Summary
In Mitchell v. State, 6 Okla. Cr. 622, 117 P. 650, we held an instruction which placed the burden upon the accused to establish his innocence by a preponderance of the evidence was erroneous, and a conviction upon a record showing such instruction could not be sustained.
Summary of this case from McGill v. StateOpinion
No. A-387.
Opinion Filed September 5, 1911.
Appeal from Canadian County Court; H.L. Fogg, Judge.
John A. Mitchell was convicted of violating the prohibitory law, and appeals. Reversed and remanded.
Roberson Roberson, for plaintiff in error.
Smith C. Matson, Asst. Atty. Gen., for defendant in error.

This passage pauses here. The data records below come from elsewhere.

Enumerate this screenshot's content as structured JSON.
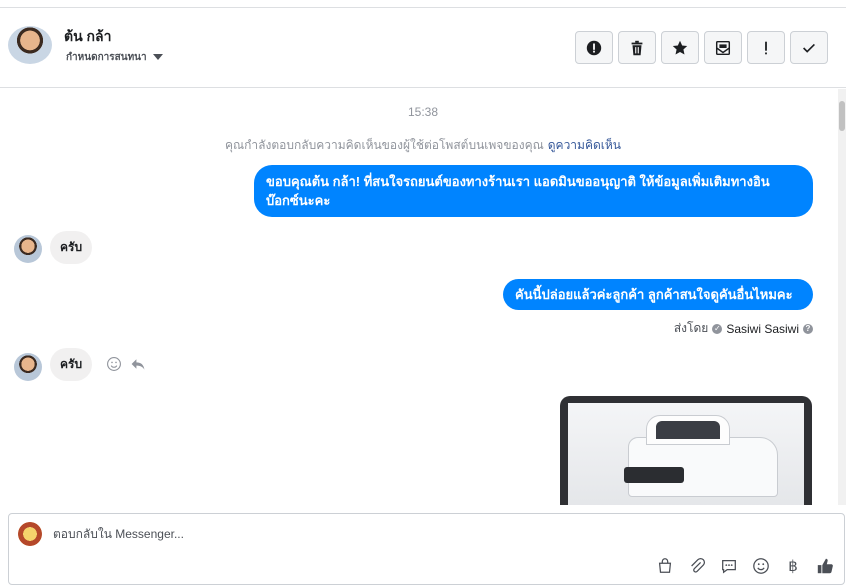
{
  "header": {
    "name": "ต้น กล้า",
    "assign_label": "กำหนดการสนทนา",
    "actions": [
      "spam-icon",
      "trash-icon",
      "star-icon",
      "mark-unread-icon",
      "important-icon",
      "done-icon"
    ]
  },
  "conversation": {
    "timestamp": "15:38",
    "notice_text": "คุณกำลังตอบกลับความคิดเห็นของผู้ใช้ต่อโพสต์บนเพจของคุณ",
    "notice_link": "ดูความคิดเห็น",
    "messages": [
      {
        "from": "page",
        "text": "ขอบคุณต้น กล้า! ที่สนใจรถยนต์ของทางร้านเรา แอดมินขออนุญาติ ให้ข้อมูลเพิ่มเติมทางอินบ๊อกซ์นะคะ"
      },
      {
        "from": "user",
        "text": "ครับ"
      },
      {
        "from": "page",
        "text": "คันนี้ปล่อยแล้วค่ะลูกค้า ลูกค้าสนใจดูคันอื่นไหมคะ"
      },
      {
        "from": "user",
        "text": "ครับ"
      }
    ],
    "sent_by_prefix": "ส่งโดย",
    "sent_by_name": "Sasiwi Sasiwi"
  },
  "composer": {
    "placeholder": "ตอบกลับใน Messenger...",
    "tools": [
      "bag-icon",
      "attach-icon",
      "saved-reply-icon",
      "emoji-icon",
      "baht-icon",
      "like-icon"
    ]
  },
  "colors": {
    "accent": "#0084ff",
    "incoming_bubble": "#f1f0f0",
    "link": "#365899"
  }
}
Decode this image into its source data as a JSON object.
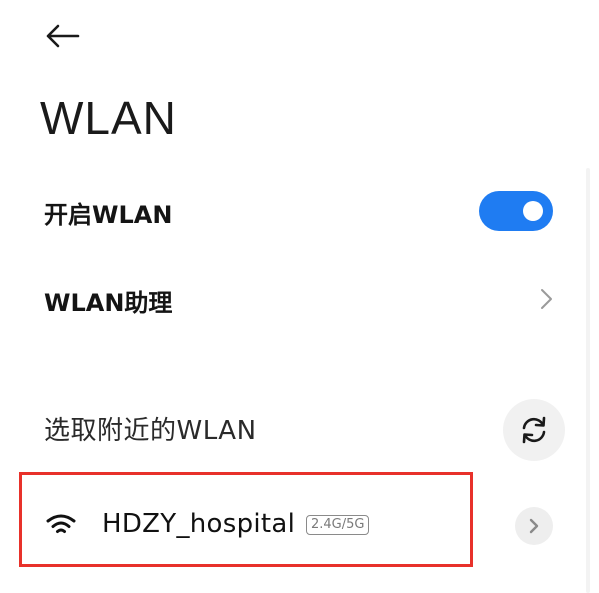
{
  "header": {
    "back_icon": "arrow-left-icon",
    "title": "WLAN"
  },
  "settings": {
    "wlan_toggle": {
      "label": "开启WLAN",
      "enabled": true,
      "accent_color": "#1f7cf2"
    },
    "wlan_assistant": {
      "label": "WLAN助理",
      "icon": "chevron-right-icon"
    }
  },
  "nearby": {
    "header": "选取附近的WLAN",
    "refresh_icon": "refresh-icon",
    "networks": [
      {
        "ssid": "HDZY_hospital",
        "band": "2.4G/5G",
        "icon": "wifi-icon",
        "detail_icon": "chevron-right-icon"
      }
    ]
  },
  "annotation": {
    "highlight_color": "#e8312a"
  }
}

This is an appeal from a judgment of the county court of Canadian county pronounced on the 31st day of July, 1909, imposing a fine of one hundred dollars and costs and a jail sentence of thirty days upon the plaintiff in error for a violation of the prohibitory law. The case-made was never filed in the court below, but a transcript of the record including the instructions of the court are properly before us for review. Among other instructions complained of is the following: "You are instructed that it is a violation of the laws of the state of Oklahoma to sell any spirituous, fermented, vinous, or malt liquors, except legal sales of such liquors may be made as authorized by law by the local dispensary agents appointed by the Governor of the state. If you find from the evidence beyond a reasonable doubt that the defendant sold liquor as charged in the complaint herein, you should find the defendant guilty unless you should find by a preponderance of the evidence that the selling was not unlawful because coming within the terms of a condition, proviso, or exception in the statute, or because such selling was done under other circumstances which would relieve him of all criminal responsibility. By a preponderance of evidence is not meant the evidence of the greater number of witnesses, but by a preponderance of evidence is meant that greater and superior weight of the evidence which satisfies your mind." This instruction places the burden upon the defendant to establish his defense by a preponderance of the testimony. All that is necessary in any criminal case is that the testimony or lack of testimony as a whole raises a reasonable doubt in the mind of the jury as to the guilt of the person charged. In this case all that would have been necessary for the plaintiff in error to have done in order to have secured an acquittal would have been to offer sufficient proof upon the proposition involved in the instruction, supra, to raise such reasonable doubt. The error in this instruction is fundamental. No judgment could be upheld, based on such an explanation of the law. For the error indicated this cause is reversed and remanded with directions to the court below to grant a new trial.